By Rex Huppke, Tribune Content Agency on

It is wise, if you value basic human decency, to ignore Rush Limbaugh.

The ever-outraged right-wing talk radio host has gurgled angrily for decades now, like an aggrieved and sulfurous geyser. His cruelty gives his fans a rush of adrenaline they presumably can't find elsewhere.

For people like me, Limbaugh is white noise in the whitest sense of the word, a patriarchal old man who puts people like himself atop the power structure and won't allow anyone different -- a woman, a person of color, a person with a disability, an LGBT person -- inconvenience him in the least.

It's Limbaugh's world, you see. It's a world of white, male dominance, a world where people like him don't have to think about the words they use or whether something they say might offend someone.

And as much as he should be ignored, the size of his audience and the power he still wields in conservative circles makes it important to occasionally look in and understand the vile sauce many Americans marinate in.

So consider what Limbaugh said on his Friday show about Greta Thunberg, the 16-year-old Swedish climate activist who was recently named Time magazine's Person of the Year.

 

Limbaugh was responding to critics of President Donald Trump who were rightfully appalled that the president mocked Thunberg on Twitter and suggested she "work on her Anger Management problem."

The host said: "The first thing to notice about Greta Thunberg is that she's 16 years old.
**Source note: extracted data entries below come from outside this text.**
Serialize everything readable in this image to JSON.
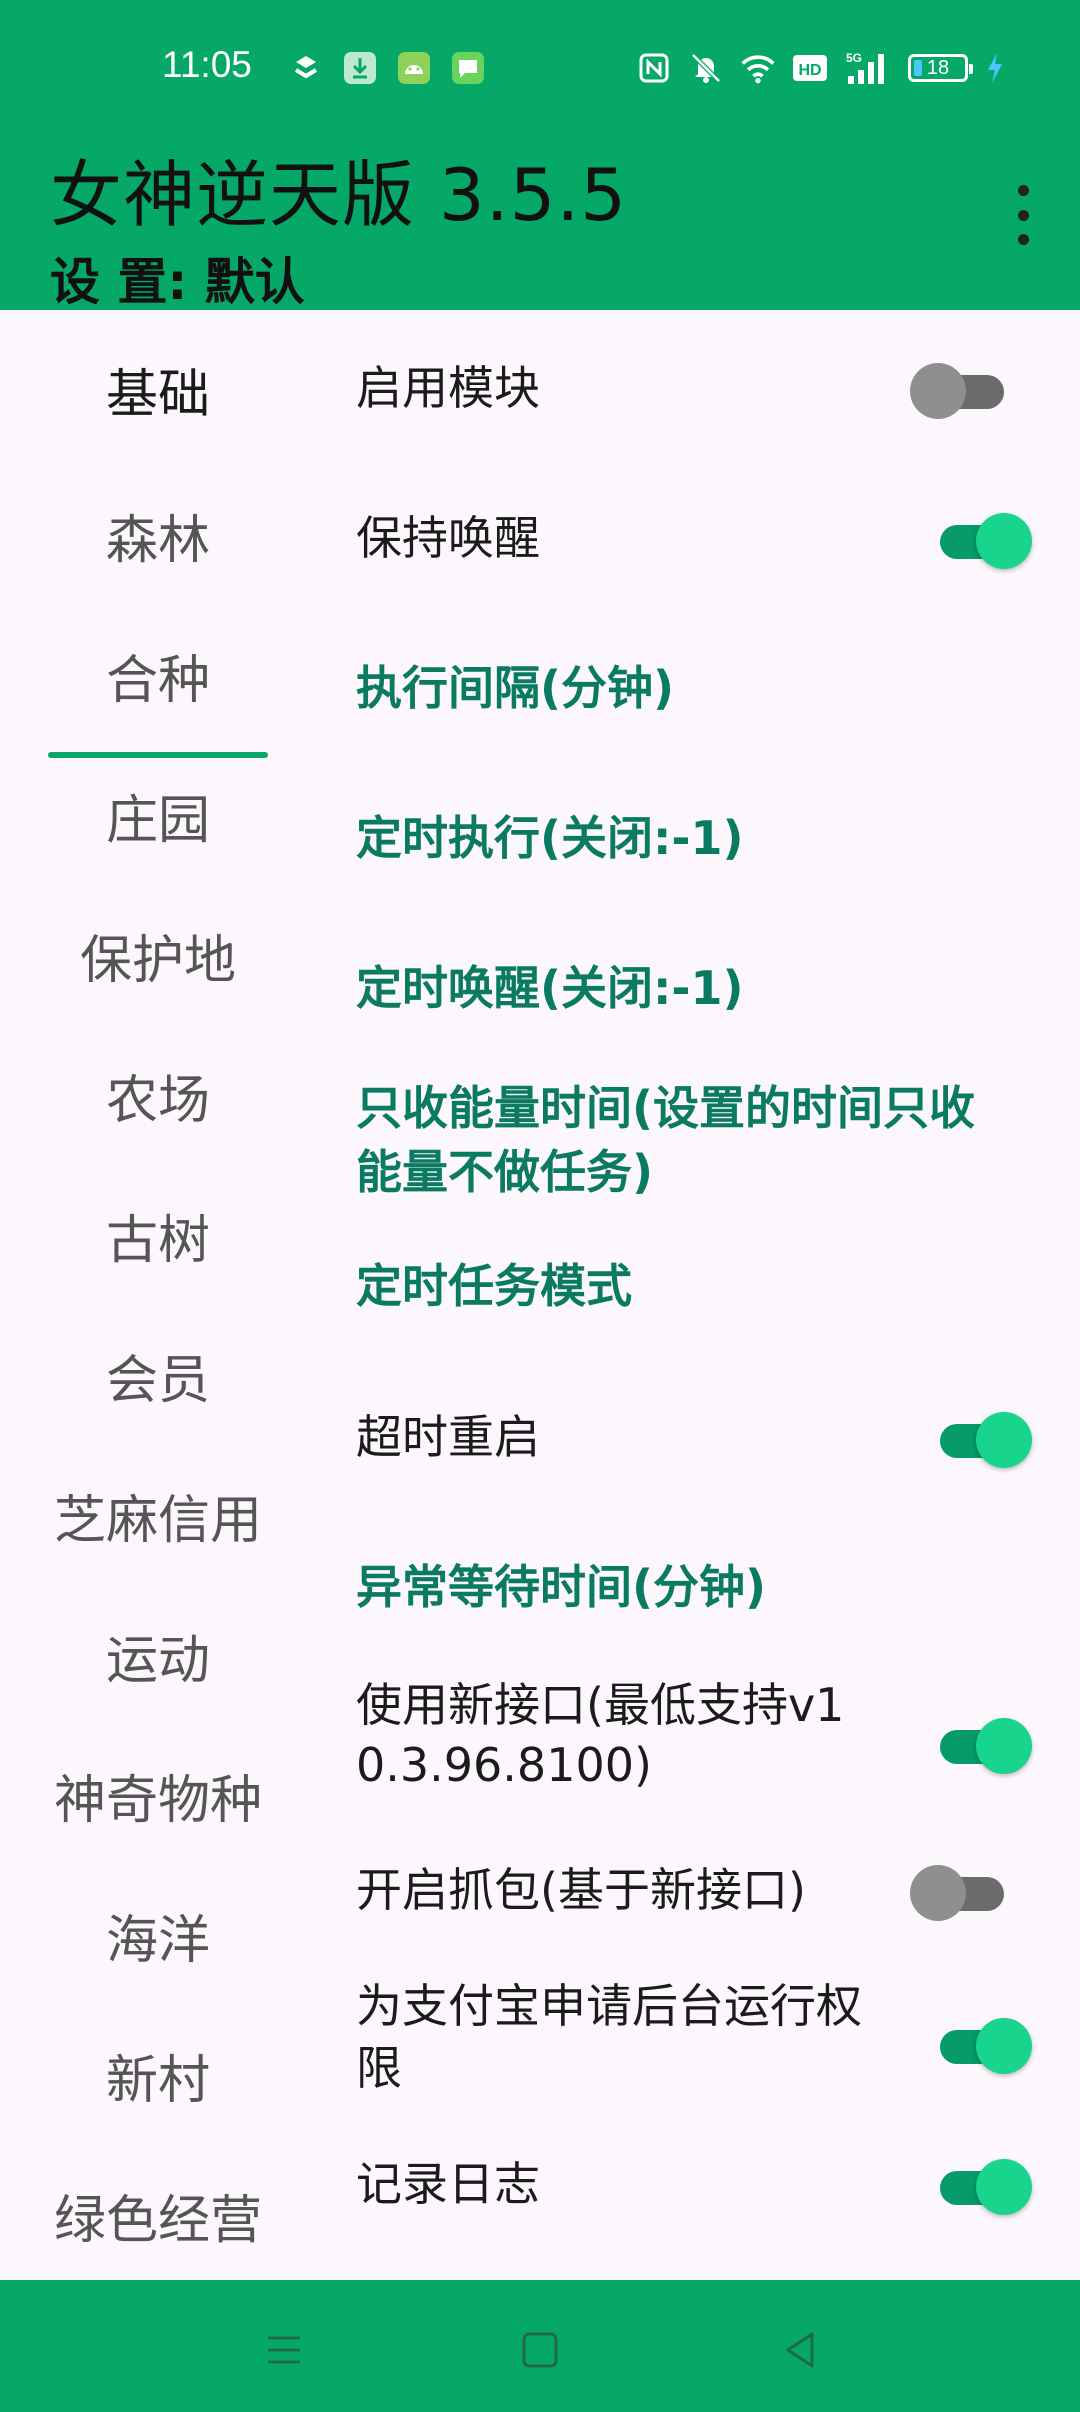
{
  "status_bar": {
    "time": "11:05",
    "battery_level": "18",
    "left_icons": [
      "nfc-tag-icon",
      "download-icon",
      "android-icon",
      "message-icon"
    ],
    "right_icons": [
      "nfc-icon",
      "mute-icon",
      "wifi-icon",
      "hd-icon",
      "signal-5g-icon",
      "battery-icon",
      "charging-icon"
    ],
    "hd_label": "HD",
    "network_label": "5G"
  },
  "app_bar": {
    "title": "女神逆天版 3.5.5",
    "subtitle": "设 置: 默认"
  },
  "sidebar": {
    "active_index": 0,
    "tabs": [
      {
        "label": "基础"
      },
      {
        "label": "森林"
      },
      {
        "label": "合种"
      },
      {
        "label": "庄园"
      },
      {
        "label": "保护地"
      },
      {
        "label": "农场"
      },
      {
        "label": "古树"
      },
      {
        "label": "会员"
      },
      {
        "label": "芝麻信用"
      },
      {
        "label": "运动"
      },
      {
        "label": "神奇物种"
      },
      {
        "label": "海洋"
      },
      {
        "label": "新村"
      },
      {
        "label": "绿色经营"
      }
    ]
  },
  "settings": {
    "items": [
      {
        "label": "启用模块",
        "type": "toggle",
        "checked": false
      },
      {
        "label": "保持唤醒",
        "type": "toggle",
        "checked": true
      },
      {
        "label": "执行间隔(分钟)",
        "type": "link"
      },
      {
        "label": "定时执行(关闭:-1)",
        "type": "link"
      },
      {
        "label": "定时唤醒(关闭:-1)",
        "type": "link"
      },
      {
        "label": "只收能量时间(设置的时间只收能量不做任务)",
        "type": "link"
      },
      {
        "label": "定时任务模式",
        "type": "link"
      },
      {
        "label": "超时重启",
        "type": "toggle",
        "checked": true
      },
      {
        "label": "异常等待时间(分钟)",
        "type": "link"
      },
      {
        "label": "使用新接口(最低支持v10.3.96.8100)",
        "type": "toggle",
        "checked": true
      },
      {
        "label": "开启抓包(基于新接口)",
        "type": "toggle",
        "checked": false
      },
      {
        "label": "为支付宝申请后台运行权限",
        "type": "toggle",
        "checked": true
      },
      {
        "label": "记录日志",
        "type": "toggle",
        "checked": true
      }
    ]
  },
  "nav_bar": {
    "buttons": [
      "menu-icon",
      "home-icon",
      "back-icon"
    ]
  },
  "colors": {
    "primary": "#06a868",
    "link_text": "#0a7a60",
    "toggle_on_thumb": "#19d48c",
    "toggle_on_track": "#079a6a",
    "background": "#fcf7fc"
  }
}
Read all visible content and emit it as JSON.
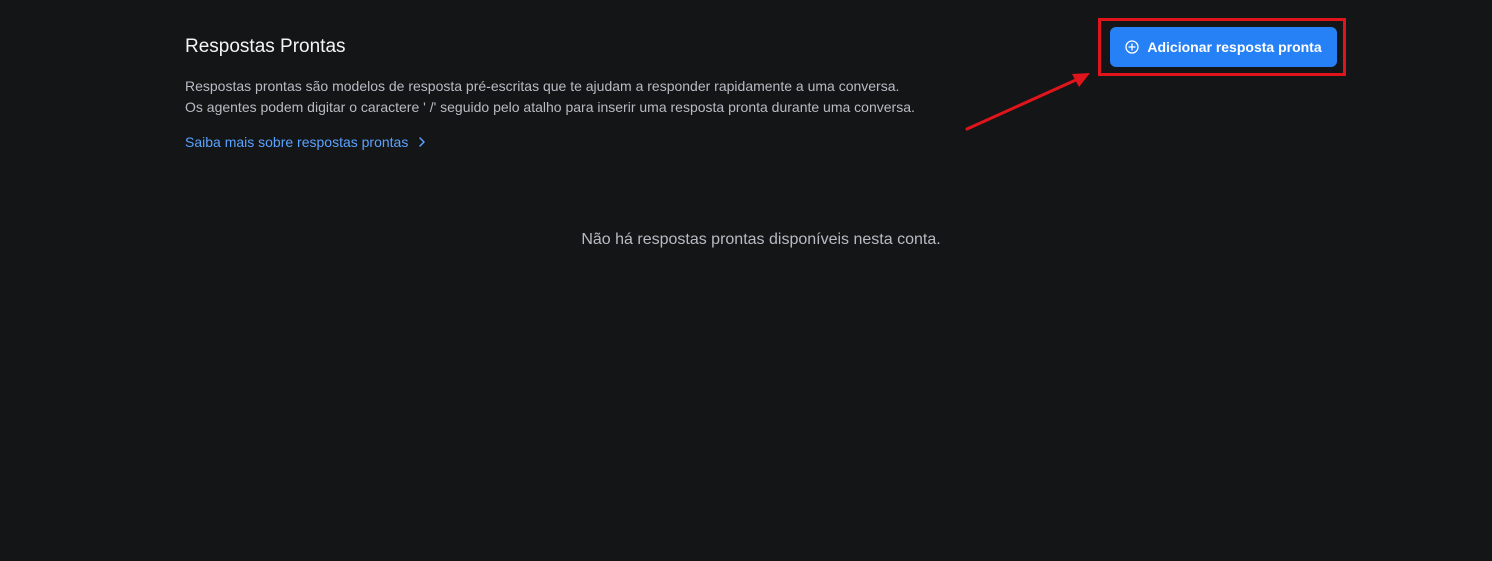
{
  "page": {
    "title": "Respostas Prontas",
    "description_line1": "Respostas prontas são modelos de resposta pré-escritas que te ajudam a responder rapidamente a uma conversa.",
    "description_line2": "Os agentes podem digitar o caractere ' /' seguido pelo atalho para inserir uma resposta pronta durante uma conversa.",
    "learn_more_label": "Saiba mais sobre respostas prontas",
    "empty_state": "Não há respostas prontas disponíveis nesta conta."
  },
  "toolbar": {
    "add_button_label": "Adicionar resposta pronta",
    "add_button_icon": "plus-circle-icon"
  },
  "annotation": {
    "highlight_color": "#e0141b",
    "arrow_color": "#e0141b"
  },
  "colors": {
    "background": "#141517",
    "accent": "#2781f6",
    "link": "#5aa2ff"
  }
}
She claims she has Ansperger's type -- Ausperger's -- or autism -- Asperger's -- some kind of problem in that area."

He continued: "So she's out tweeting and politicizing, and she is free to lie and say whatever she wants to say about climate change and who's responsible for it. And nobody is permitted to question her, you see, because she has -- what did they call it? She is in the autism spectrum, so you can't disagree, you can't question, because she's not well."

She's not well. That's what set me off. While you can pick and choose the offensive aspects of those comments, the casual remark that Thunberg is "not well" highlights Limbaugh's reckless disregard for anyone who isn't just like him.